Alberto Andreu Defends Corporate Culture and Horizontal Business Structure at School of Economics and Business Administration
Part of the My Experience Managing People lecture series in the Master's Degree in Personnel Management for Organizations

"Why is it all so hard when it could be so easy?" asked Alberto Andreu Pinillos, the Global Director of Organization and Corporate Culture at Telefónica, as he started his lecture in the My Experience Managing People series, which is organized by the School of Economics and Business Administration's Master's Degree in Personnel Management for Organizations.
That question wasn't just the title of Andreu's lecture; it is also the key to a company's organizational framework. "Why do execution times get extended despite the urgency and the abundance of determination and resources?", he continued. "Maybe the answer lies in the corporate culture".
"Tasks in an organization are usually structured vertically. The real challenge is learning how to act horizontally, how to inject that culture into the finance area, sales, quality and so on", said Andreu, who is also an adjunct professor at the School.
He said that businesses rest on four pillars: the formal structure (governance, written rules and procedures), the informal structure (the internal network and social networks), people (conditions and behaviors) and technology (systems and operations).
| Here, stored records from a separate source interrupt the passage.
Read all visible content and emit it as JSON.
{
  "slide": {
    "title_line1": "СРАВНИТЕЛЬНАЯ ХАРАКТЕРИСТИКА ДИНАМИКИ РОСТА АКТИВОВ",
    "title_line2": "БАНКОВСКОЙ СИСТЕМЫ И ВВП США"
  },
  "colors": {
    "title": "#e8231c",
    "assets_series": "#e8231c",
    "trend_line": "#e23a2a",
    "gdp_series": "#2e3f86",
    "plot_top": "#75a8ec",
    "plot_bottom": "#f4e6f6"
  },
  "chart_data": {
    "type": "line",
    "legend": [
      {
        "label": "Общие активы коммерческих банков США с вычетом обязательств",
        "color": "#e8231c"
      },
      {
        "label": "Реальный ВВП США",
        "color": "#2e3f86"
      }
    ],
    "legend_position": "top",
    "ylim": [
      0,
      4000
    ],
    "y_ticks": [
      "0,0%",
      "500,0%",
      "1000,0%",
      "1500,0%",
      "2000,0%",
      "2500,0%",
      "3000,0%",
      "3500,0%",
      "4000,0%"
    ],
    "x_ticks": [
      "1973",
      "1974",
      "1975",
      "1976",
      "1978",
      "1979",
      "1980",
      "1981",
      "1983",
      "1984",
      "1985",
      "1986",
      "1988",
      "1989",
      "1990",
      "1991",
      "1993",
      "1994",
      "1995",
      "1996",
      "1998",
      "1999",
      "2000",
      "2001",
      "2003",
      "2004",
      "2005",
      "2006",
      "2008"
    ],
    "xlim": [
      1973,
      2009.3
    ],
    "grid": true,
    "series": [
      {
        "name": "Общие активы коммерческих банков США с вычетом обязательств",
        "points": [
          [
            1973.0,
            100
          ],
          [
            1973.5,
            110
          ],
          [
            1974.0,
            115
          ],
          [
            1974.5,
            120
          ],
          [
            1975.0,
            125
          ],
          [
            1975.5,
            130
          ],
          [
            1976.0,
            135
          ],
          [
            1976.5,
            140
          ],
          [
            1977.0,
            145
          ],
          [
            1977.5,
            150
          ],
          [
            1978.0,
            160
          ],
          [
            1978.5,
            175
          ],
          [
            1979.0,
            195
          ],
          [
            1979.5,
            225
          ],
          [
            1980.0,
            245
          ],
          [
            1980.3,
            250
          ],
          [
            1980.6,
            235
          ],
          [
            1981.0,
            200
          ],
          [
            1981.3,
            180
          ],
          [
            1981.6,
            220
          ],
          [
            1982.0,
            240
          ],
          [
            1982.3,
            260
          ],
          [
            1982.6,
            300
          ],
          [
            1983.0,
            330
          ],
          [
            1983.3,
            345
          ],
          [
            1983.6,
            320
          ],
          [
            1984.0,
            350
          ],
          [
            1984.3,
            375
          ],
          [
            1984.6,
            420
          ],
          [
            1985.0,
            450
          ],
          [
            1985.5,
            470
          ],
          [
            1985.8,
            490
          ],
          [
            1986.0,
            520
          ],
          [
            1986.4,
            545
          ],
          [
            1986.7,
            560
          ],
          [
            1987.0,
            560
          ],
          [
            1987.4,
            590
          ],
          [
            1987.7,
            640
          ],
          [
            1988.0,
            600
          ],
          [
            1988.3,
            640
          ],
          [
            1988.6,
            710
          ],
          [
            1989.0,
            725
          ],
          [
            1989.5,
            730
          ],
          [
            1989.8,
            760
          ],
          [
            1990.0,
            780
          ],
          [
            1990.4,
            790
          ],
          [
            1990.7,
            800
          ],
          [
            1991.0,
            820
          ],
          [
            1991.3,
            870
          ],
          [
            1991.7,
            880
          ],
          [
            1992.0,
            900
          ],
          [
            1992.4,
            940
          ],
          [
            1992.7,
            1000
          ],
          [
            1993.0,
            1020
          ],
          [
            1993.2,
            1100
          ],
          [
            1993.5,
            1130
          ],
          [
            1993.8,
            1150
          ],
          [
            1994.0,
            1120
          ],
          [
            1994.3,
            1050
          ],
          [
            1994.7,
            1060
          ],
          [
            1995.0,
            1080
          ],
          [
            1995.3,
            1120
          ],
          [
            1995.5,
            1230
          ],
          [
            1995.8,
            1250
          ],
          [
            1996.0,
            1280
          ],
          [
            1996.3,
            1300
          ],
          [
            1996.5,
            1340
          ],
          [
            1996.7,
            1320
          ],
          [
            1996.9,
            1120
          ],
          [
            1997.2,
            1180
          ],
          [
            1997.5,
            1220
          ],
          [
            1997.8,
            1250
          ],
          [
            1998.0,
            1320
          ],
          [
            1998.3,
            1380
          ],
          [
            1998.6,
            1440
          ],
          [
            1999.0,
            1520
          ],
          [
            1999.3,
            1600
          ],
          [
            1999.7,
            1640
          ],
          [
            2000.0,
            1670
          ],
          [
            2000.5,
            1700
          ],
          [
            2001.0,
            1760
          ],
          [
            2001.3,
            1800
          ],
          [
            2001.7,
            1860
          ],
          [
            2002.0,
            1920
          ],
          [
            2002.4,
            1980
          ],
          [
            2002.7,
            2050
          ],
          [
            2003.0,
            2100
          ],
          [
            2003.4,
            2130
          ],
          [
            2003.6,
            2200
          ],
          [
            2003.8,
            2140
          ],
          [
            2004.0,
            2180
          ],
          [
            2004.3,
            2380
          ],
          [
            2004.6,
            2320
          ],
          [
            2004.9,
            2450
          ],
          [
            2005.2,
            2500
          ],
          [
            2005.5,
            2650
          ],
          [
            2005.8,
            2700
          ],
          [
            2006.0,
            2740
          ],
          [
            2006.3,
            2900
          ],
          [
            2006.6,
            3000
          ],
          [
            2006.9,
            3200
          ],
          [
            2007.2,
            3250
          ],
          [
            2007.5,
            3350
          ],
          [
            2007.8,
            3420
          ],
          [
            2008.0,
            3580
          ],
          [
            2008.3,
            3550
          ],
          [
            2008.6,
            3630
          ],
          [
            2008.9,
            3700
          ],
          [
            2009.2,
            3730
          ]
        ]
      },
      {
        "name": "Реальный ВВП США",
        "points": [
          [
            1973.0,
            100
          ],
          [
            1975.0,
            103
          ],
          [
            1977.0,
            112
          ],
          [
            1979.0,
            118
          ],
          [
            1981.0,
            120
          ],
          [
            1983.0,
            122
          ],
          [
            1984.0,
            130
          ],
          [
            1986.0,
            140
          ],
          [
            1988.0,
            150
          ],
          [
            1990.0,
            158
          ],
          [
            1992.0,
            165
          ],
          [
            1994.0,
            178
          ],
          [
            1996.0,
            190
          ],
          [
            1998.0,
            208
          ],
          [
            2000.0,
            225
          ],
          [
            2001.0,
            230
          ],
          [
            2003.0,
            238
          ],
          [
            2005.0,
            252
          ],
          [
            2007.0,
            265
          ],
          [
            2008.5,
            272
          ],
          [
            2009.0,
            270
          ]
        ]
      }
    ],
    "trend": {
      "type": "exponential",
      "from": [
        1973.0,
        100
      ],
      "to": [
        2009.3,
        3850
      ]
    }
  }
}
Andreu stressed the importance of the informal structure: "If you're not aware of who's taking up space in the decision maker's mind, you don't know where you are, because there's a parallel organization chart of informal contacts based on the concept of "You scratch my back, I scratch yours. Otherwise, I'm in your way."
He also made a distinction between two kinds of people: senior executives and millennials, the latter having grown up surrounded by technology. These two distinct profiles have led to "a lot of tension", since they have modified the hierarchy of values to include perks such as laundry service, Fridays off instead of Sundays and the option to work from home or while traveling.
"Technology is cross-cutting because it uses a different language. So if you don't have a cell phone, you don't exist", he noted. "That makes this a unique time for companies and organizations: the time will come when computers' capacity for creation and processing will be vastly superior to humans'. They'll learn how to learn and then they'll be faster at practically everything".
"You have to clarify, know where your company is and where you want to go. Share objectives, budgets and incentives. Emphasize the how". Andreu closed by saying that the best way to achieve a horizontal structure is by "connecting all your processes together".